Майяр со своим трибуналом занял саму канцелярию, низкая дверь которой выходит на улицу Святой Маргариты. После невероятных волнений, надежд и отчаяния Журниака де Сен-Меара провели туда около двух часов утра. «При свете двух факелов, — говорит он, — увидал я страшный трибунал, решение которого должно было даровать мне жизнь или смерть. Президент, одетый в серый костюм, стоял, опираясь на стол, на котором виднелись бумаги, чернильница, трубки и несколько бутылок Вокруг стола сидело и стояло десять человек, двое из которых были в куртках и фартуках; другие спали, развалившись на скамьях. Два человека в окровавленных рубахах, с саблями наголо, охраняли двери канцелярии; старый помощник тюремщика держал рукою засов двери. Перед президентом трое держали узника, которому было около шестидесяти лет.
Меня поставили в угол комнаты; мои сторожа скрестили сабли на моей груди и предупредили, что при малейшей попытке бегства они заколют меня… Я видел, как два национальных гвардейца представили президенту заявление от секции Красного Креста, содержащее просьбу о помиловании стоявшего перед ним арестанта. Он ответил: «Бесполезно просить за изменников». Тогда узник воскликнул: «Это ужасно! Ваш суд — убийство!» Президент ответил ему: «Я умываю руки; уведите господина де Малье»[177].
Я часто бывал в опасных ситуациях, и мне всегда удавалось владеть собою. Но на этот раз ужас, охвативший меня при виде того, что происходило вокруг, совершенно подавил бы меня, если бы не мой разговор с провансальцем[178], и в особенности если бы не сон, о котором я беспрестанно вспоминал.
Президент сел писать.
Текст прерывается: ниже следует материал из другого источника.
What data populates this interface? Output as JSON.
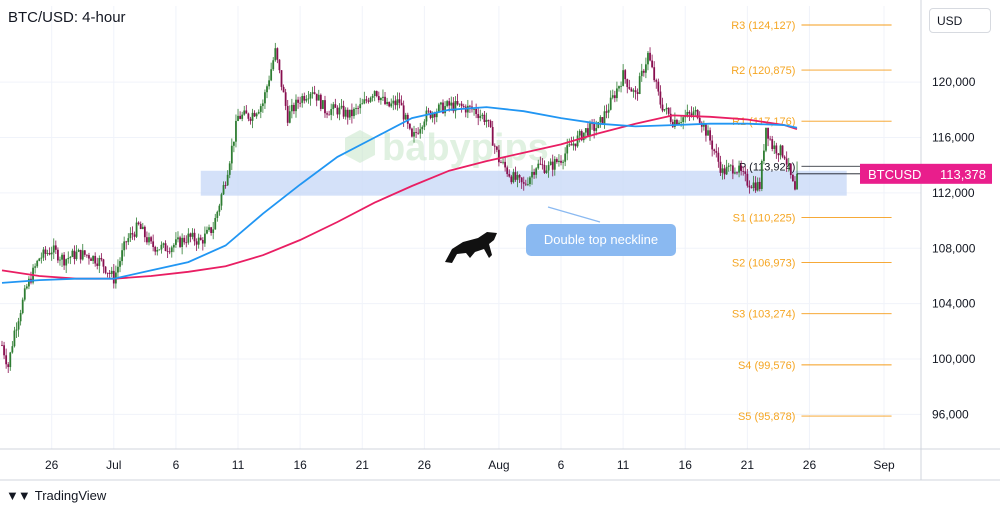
{
  "header": {
    "title": "BTC/USD: 4-hour",
    "currency_button": "USD"
  },
  "watermark": "babypips",
  "footer": {
    "brand": "TradingView",
    "logo_icon": "tradingview-logo-icon"
  },
  "colors": {
    "bull_candle": "#2e7d32",
    "bear_candle": "#880e4f",
    "sma_fast": "#2196f3",
    "sma_slow": "#e91e63",
    "pivot_lines": "#f59d1b",
    "pivot_text": "#f5a623",
    "zone": "#c9d9f7",
    "callout": "#8ab9f1",
    "price_tag": "#e91e8c",
    "watermark": "#c8e6c9"
  },
  "price_tag": {
    "symbol": "BTCUSD",
    "value": "113,378"
  },
  "annotations": {
    "callout_text": "Double top neckline",
    "bull_icon": "bull-icon"
  },
  "pivots": [
    {
      "label": "R3 (124,127)",
      "value": 124127
    },
    {
      "label": "R2 (120,875)",
      "value": 120875
    },
    {
      "label": "R1 (117,176)",
      "value": 117176
    },
    {
      "label": "P (113,924)",
      "value": 113924
    },
    {
      "label": "S1 (110,225)",
      "value": 110225
    },
    {
      "label": "S2 (106,973)",
      "value": 106973
    },
    {
      "label": "S3 (103,274)",
      "value": 103274
    },
    {
      "label": "S4 (99,576)",
      "value": 99576
    },
    {
      "label": "S5 (95,878)",
      "value": 95878
    }
  ],
  "chart_data": {
    "type": "candlestick",
    "title": "BTC/USD: 4-hour",
    "ylim": [
      93500,
      125500
    ],
    "y_ticks": [
      96000,
      100000,
      104000,
      108000,
      112000,
      116000,
      120000
    ],
    "y_tick_labels": [
      "96,000",
      "100,000",
      "104,000",
      "108,000",
      "112,000",
      "116,000",
      "120,000"
    ],
    "x_range": [
      "Jun 22",
      "Sep 1"
    ],
    "x_ticks": [
      {
        "date": "Jun 26",
        "label": "26"
      },
      {
        "date": "Jul 1",
        "label": "Jul"
      },
      {
        "date": "Jul 6",
        "label": "6"
      },
      {
        "date": "Jul 11",
        "label": "11"
      },
      {
        "date": "Jul 16",
        "label": "16"
      },
      {
        "date": "Jul 21",
        "label": "21"
      },
      {
        "date": "Jul 26",
        "label": "26"
      },
      {
        "date": "Aug 1",
        "label": "Aug"
      },
      {
        "date": "Aug 6",
        "label": "6"
      },
      {
        "date": "Aug 11",
        "label": "11"
      },
      {
        "date": "Aug 16",
        "label": "16"
      },
      {
        "date": "Aug 21",
        "label": "21"
      },
      {
        "date": "Aug 26",
        "label": "26"
      },
      {
        "date": "Sep 1",
        "label": "Sep"
      }
    ],
    "price_path": [
      [
        "Jun 22",
        101000
      ],
      [
        "Jun 22 12:00",
        99500
      ],
      [
        "Jun 23",
        102000
      ],
      [
        "Jun 24",
        105200
      ],
      [
        "Jun 25",
        107300
      ],
      [
        "Jun 26",
        107900
      ],
      [
        "Jun 27",
        107200
      ],
      [
        "Jun 28",
        107600
      ],
      [
        "Jun 29",
        107500
      ],
      [
        "Jun 30",
        107000
      ],
      [
        "Jul 1",
        105800
      ],
      [
        "Jul 2",
        108500
      ],
      [
        "Jul 3",
        109600
      ],
      [
        "Jul 4",
        108200
      ],
      [
        "Jul 5",
        108000
      ],
      [
        "Jul 6",
        108300
      ],
      [
        "Jul 7",
        108800
      ],
      [
        "Jul 8",
        108500
      ],
      [
        "Jul 9",
        109500
      ],
      [
        "Jul 10",
        113000
      ],
      [
        "Jul 11",
        117500
      ],
      [
        "Jul 12",
        117600
      ],
      [
        "Jul 13",
        118500
      ],
      [
        "Jul 14",
        122200
      ],
      [
        "Jul 15",
        117500
      ],
      [
        "Jul 16",
        118800
      ],
      [
        "Jul 17",
        119500
      ],
      [
        "Jul 18",
        118000
      ],
      [
        "Jul 19",
        118000
      ],
      [
        "Jul 20",
        117600
      ],
      [
        "Jul 21",
        118300
      ],
      [
        "Jul 22",
        119500
      ],
      [
        "Jul 23",
        118200
      ],
      [
        "Jul 24",
        118600
      ],
      [
        "Jul 25",
        115800
      ],
      [
        "Jul 26",
        117500
      ],
      [
        "Jul 27",
        118000
      ],
      [
        "Jul 28",
        118300
      ],
      [
        "Jul 29",
        118200
      ],
      [
        "Jul 30",
        118000
      ],
      [
        "Jul 31",
        117300
      ],
      [
        "Aug 1",
        114400
      ],
      [
        "Aug 2",
        113200
      ],
      [
        "Aug 3",
        112500
      ],
      [
        "Aug 4",
        114000
      ],
      [
        "Aug 5",
        113800
      ],
      [
        "Aug 6",
        114500
      ],
      [
        "Aug 7",
        115600
      ],
      [
        "Aug 8",
        116500
      ],
      [
        "Aug 9",
        116800
      ],
      [
        "Aug 10",
        118500
      ],
      [
        "Aug 11",
        120500
      ],
      [
        "Aug 12",
        119000
      ],
      [
        "Aug 13",
        122000
      ],
      [
        "Aug 14",
        118500
      ],
      [
        "Aug 15",
        117200
      ],
      [
        "Aug 16",
        117500
      ],
      [
        "Aug 17",
        117800
      ],
      [
        "Aug 18",
        115800
      ],
      [
        "Aug 19",
        113500
      ],
      [
        "Aug 20",
        113900
      ],
      [
        "Aug 21",
        112800
      ],
      [
        "Aug 22",
        112500
      ],
      [
        "Aug 22 12:00",
        116800
      ],
      [
        "Aug 23",
        115400
      ],
      [
        "Aug 24",
        114800
      ],
      [
        "Aug 24 20:00",
        112000
      ],
      [
        "Aug 25",
        113378
      ]
    ],
    "sma_fast": [
      [
        "Jun 22",
        105500
      ],
      [
        "Jun 25",
        105700
      ],
      [
        "Jun 28",
        105800
      ],
      [
        "Jul 1",
        105800
      ],
      [
        "Jul 4",
        106400
      ],
      [
        "Jul 7",
        107000
      ],
      [
        "Jul 10",
        108200
      ],
      [
        "Jul 13",
        110500
      ],
      [
        "Jul 16",
        112600
      ],
      [
        "Jul 19",
        114600
      ],
      [
        "Jul 22",
        116000
      ],
      [
        "Jul 25",
        117400
      ],
      [
        "Jul 28",
        118000
      ],
      [
        "Jul 31",
        118200
      ],
      [
        "Aug 3",
        117900
      ],
      [
        "Aug 6",
        117400
      ],
      [
        "Aug 9",
        117000
      ],
      [
        "Aug 12",
        116800
      ],
      [
        "Aug 15",
        116900
      ],
      [
        "Aug 18",
        117000
      ],
      [
        "Aug 21",
        117000
      ],
      [
        "Aug 24",
        116900
      ],
      [
        "Aug 25",
        116700
      ]
    ],
    "sma_slow": [
      [
        "Jun 22",
        106400
      ],
      [
        "Jun 25",
        106000
      ],
      [
        "Jun 28",
        105800
      ],
      [
        "Jul 1",
        105800
      ],
      [
        "Jul 4",
        106000
      ],
      [
        "Jul 7",
        106300
      ],
      [
        "Jul 10",
        106700
      ],
      [
        "Jul 13",
        107500
      ],
      [
        "Jul 16",
        108600
      ],
      [
        "Jul 19",
        109900
      ],
      [
        "Jul 22",
        111300
      ],
      [
        "Jul 25",
        112500
      ],
      [
        "Jul 28",
        113600
      ],
      [
        "Jul 31",
        114300
      ],
      [
        "Aug 3",
        114900
      ],
      [
        "Aug 6",
        115500
      ],
      [
        "Aug 9",
        116300
      ],
      [
        "Aug 12",
        117000
      ],
      [
        "Aug 15",
        117600
      ],
      [
        "Aug 18",
        117500
      ],
      [
        "Aug 21",
        117300
      ],
      [
        "Aug 24",
        116900
      ],
      [
        "Aug 25",
        116600
      ]
    ],
    "neckline_zone": {
      "from": 111800,
      "to": 113600,
      "start": "Jul 8",
      "end": "Aug 29"
    },
    "pivot_range": {
      "start": "Aug 26",
      "end": "Aug 31"
    },
    "last_price": 113378
  }
}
После того как он, по-видимому, внес в список имя несчастного, которого отправили на тот свет, я услыхал, как он проговорил «Ну, займемся другим». Немедленно меня подвели к этому кровавому трибуналу, перед судом которого лучшей протекцией было не иметь ее вовсе, и все ухищрения разума не вели ни к чему. Двое из моих сторожей держали меня за руки, а третий — за воротник моего костюма. Президент обратился ко мне с вопросом: «Ваше имя, ваша профессия?» Один из судей тут же вставил: «Малейшая ложь погубит вас».